In recent years, the policy landscape and public opinion on climate change, food production, and global security have shifted dramatically. Progress has increased at the state level even as federal efforts have stalled. Extreme weather events such as Hurricane Sandy and California’s drought, combined with unexpected catastrophes such as the Fukushima nuclear disaster, have made climate, food, and security issues more prominent in the media and triggered greater awareness among the American public.
The need to continuously adapt to an evolving external landscape presents a significant challenge for traditional strategic planning. In order to succeed under such complex conditions, organizations must embrace an emergent approach to strategy development: they must be guided by clear strategic intent while acknowledging that specific outcomes cannot be predicted and that continuous observance of changes in context is critical to success.
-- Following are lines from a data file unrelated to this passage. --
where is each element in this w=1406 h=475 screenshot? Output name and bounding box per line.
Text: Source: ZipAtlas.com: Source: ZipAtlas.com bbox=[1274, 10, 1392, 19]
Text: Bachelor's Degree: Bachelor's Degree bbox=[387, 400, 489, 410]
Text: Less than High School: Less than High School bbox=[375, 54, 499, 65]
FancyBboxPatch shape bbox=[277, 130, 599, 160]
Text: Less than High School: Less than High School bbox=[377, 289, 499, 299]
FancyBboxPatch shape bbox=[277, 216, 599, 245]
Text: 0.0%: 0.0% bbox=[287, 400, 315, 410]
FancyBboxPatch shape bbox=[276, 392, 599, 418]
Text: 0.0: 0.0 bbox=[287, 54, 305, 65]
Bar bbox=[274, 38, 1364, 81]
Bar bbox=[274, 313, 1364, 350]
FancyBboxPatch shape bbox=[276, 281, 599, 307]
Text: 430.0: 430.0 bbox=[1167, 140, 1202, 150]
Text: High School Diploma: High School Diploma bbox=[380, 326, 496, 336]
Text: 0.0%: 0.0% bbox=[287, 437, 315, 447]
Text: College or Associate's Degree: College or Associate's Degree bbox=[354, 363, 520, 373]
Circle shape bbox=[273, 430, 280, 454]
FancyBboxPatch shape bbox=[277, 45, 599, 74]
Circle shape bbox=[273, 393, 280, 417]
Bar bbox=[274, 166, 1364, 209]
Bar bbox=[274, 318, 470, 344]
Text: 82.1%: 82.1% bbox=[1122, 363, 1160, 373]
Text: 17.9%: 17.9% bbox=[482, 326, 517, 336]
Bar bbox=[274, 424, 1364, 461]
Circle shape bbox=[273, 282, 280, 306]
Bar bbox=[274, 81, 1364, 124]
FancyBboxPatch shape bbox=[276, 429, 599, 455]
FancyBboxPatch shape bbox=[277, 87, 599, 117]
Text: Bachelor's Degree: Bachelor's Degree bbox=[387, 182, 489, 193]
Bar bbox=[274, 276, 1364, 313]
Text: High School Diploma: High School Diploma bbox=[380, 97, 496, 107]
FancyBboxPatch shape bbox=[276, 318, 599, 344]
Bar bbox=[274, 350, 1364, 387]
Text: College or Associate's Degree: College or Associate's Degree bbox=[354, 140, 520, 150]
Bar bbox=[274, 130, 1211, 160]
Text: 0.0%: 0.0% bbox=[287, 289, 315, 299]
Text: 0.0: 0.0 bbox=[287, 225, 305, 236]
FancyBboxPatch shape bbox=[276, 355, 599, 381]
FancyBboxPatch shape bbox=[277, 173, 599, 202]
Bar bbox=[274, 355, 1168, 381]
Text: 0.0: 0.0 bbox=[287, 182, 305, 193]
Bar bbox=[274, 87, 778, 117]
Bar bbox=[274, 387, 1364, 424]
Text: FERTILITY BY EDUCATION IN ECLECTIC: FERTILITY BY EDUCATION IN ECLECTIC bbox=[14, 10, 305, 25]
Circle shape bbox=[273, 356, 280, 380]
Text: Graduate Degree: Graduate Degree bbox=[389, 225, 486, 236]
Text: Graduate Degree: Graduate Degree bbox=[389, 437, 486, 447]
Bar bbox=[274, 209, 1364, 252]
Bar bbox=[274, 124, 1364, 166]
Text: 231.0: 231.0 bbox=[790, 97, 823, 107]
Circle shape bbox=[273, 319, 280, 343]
UCS leaders understand that the nature of their work requires an emergent strategy, and the organization’s sustained success over the past 4 decades can be attributed to their skillful navigation of the evolving external landscape. The organization has continually refined and occasionally redefined its priorities and approaches to ensure ongoing progress.
When its current strategic plan entered its last year in 2014, UCS engaged FSG to review the previous 5 years and help develop a new 5-year strategic plan. To better understand UCS’s performance and impact, and to identify potential missed opportunities, FSG conducted an organization-wide survey and facilitated conversations with nearly 100 internal and external stakeholders. Data from these activities helped inform the next phase of work, which focused on developing refined goals and theories of change for each area of UCS’s work as well as identifying strategic priorities for the organization as a whole (e.g., engaging scientists). FSG also scoped out a potential new focus area for UCS using secondary research and interviews with subject matter experts. Finally, FSG explored how UCS could embed key principles of emergent strategy into its ongoing operations (e.g., continuously monitoring changes in the landscape and institutionalizing reflection sessions) while heightening organizational attention to internal collaboration, learning, and innovation processes.
About the Union of Concerned Scientists
Founded in 1969, the Union of Concerned Scientists is a nonprofit organization that combines rigorous, independent scientific and technical analysis with effective advocacy to create innovative, practical solutions for a healthier planet and a safer world.